Dame Helen Mirren, DBE (born 26 July 1945) is an English actor. She has won an Academy Award for Best Actress, four SAG Awards, four BAFTAs, three Golden Globes, four Emmy Awards, and two Cannes Film Festival Best Actress Awards.
Mirren was born Helen Lydia Mironoff in Queen Charlotte's Hospital, Chiswick, West London. Her father, Vasiliy Petrovich Mironov (1913–1980), was of Russian origin, and her mother, Kitty (née Kathleen Alexandrina Eva Matilda Rogers; 1909–1996), was English. Mirren's paternal grandfather, Colonel Pyotr Vasilievich Mironov, was in the Tsarist Army and fought in the 1904 Russo-Japanese War. He later became a diplomat, and was negotiating an arms deal in Britain, where he and his family were stranded during the Russian Revolution. The former diplomat became a London cab driver to support his family.
His son, Helen Mirren's father, changed the family name to the Scottish-sounding Mirren in the 1950s and became known as Basil Mirren. He played the viola with the London Philharmonic before World War II, and later drove a cab and was a driving-test examiner, before becoming a civil servant with the Ministry of Transport. Mirren's mother was from West Ham, East London, and was the 13th of 14 children born to a butcher whose father had been the butcher to Queen Victoria. Mirren considers her upbringing to have been "very anti-monarchist".
The first house she remembers living in was in Westcliff-on-Sea, Essex, when she was two or three years old, after the birth of her younger brother, who was named Peter Basil after his grandfather and great-great-grandfather. Mirren was the second of three children, born two years after her older sister Katherine ("Kate"; born 1942). She later lived in Leigh-on-Sea.

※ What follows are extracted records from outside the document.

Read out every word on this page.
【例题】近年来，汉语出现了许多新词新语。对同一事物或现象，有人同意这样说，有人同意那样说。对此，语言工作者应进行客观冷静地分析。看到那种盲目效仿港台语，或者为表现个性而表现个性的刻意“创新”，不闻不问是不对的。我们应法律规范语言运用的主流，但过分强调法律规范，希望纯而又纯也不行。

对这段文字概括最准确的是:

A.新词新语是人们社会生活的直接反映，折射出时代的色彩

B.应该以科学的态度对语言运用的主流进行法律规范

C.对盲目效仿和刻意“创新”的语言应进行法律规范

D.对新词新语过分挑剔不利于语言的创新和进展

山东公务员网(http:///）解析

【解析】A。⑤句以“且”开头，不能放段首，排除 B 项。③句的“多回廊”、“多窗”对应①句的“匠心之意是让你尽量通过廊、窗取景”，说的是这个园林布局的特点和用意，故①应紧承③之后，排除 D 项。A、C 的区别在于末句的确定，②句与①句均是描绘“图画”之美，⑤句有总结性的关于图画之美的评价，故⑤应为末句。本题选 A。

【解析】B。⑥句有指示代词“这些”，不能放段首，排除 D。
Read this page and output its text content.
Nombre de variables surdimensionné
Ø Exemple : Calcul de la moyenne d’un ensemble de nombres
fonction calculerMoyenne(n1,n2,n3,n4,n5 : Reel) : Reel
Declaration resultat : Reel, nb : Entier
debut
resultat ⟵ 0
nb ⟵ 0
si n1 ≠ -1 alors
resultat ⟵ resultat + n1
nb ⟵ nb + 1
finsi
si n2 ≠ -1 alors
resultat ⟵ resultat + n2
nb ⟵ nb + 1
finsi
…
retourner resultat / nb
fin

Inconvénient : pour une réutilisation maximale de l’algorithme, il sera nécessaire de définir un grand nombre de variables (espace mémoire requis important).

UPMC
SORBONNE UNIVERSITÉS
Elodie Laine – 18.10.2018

Mirren attended St Bernard's High School for Girls in Southend-on-Sea, where she acted in school productions, and subsequently a teaching college, the New College of Speech and Drama in London, "housed within Anna Pavlova's old home, Ivy House" on the North End Road – which leads from Golders Green to Hampstead, N. London. At age eighteen, she auditioned for the National Youth Theatre and was accepted. By the time she was 20, she was Cleopatra in the NYT production of Antony and Cleopatra at the Old Vic, which led to her signing with the agent Al Parker.
Her work for the NYT led to Mirren joining the Royal Shakespeare Company (RSC), playing Castiza in Trevor Nunn's 1966 staging of The Revenger's Tragedy, Diana in All's Well That Ends Well in 1967, Cressida in Troilus and Cressida and Phebe in As You Like It in 1968, Julia in The Two Gentlemen of Verona in 1970, and Tatiana in Gorky's Enemies at the Aldwych and the title role in Miss Julie at The Other Place in 1971. She also appeared in four productions, directed by Braham Murray for Century Theatre at the University Theatre in Manchester between 1965 and 1967.
In 1970, Director/producer John Goldschmidt made the documentary film Doing Her Own Thing about Mirren at the Royal Shakespeare Company. The film was made for ATV and shown on the ITV Network in the UK.
In 1972–73, Mirren worked with Peter Brook's International Centre for Theatre Research, and joined the group's tour in North Africa and the US which created The Conference of the Birds. Returning to the RSC she played Lady Macbeth at Stratford in 1974 and at the Aldwych Theatre in 1975.
As reported by Sally Beauman in her 1982 history of the RSC, Mirren, while appearing in Nunn's Macbeth (1974) and in a highly publicised letter to The Guardian newspaper, attacked both the National Theatre and the RSC for their lavish production expenditure, declaring it "unnecessary and destructive to the art of the Theatre," and adding, "The realms of truth, emotion and imagination reached for in acting a great play have become more and more remote, often totally unreachable across an abyss of costume and technicalities..." There were no discernible repercussions for this rebuke of the RSC.
At the Royal Court in September 1975 she notably played rock star Maggie in Teeth 'n' Smiles, a musical play by David Hare, which was revived at Wyndham's Theatre in May 1976 winning her the Plays & Players Best Actress award, voted by the London critics.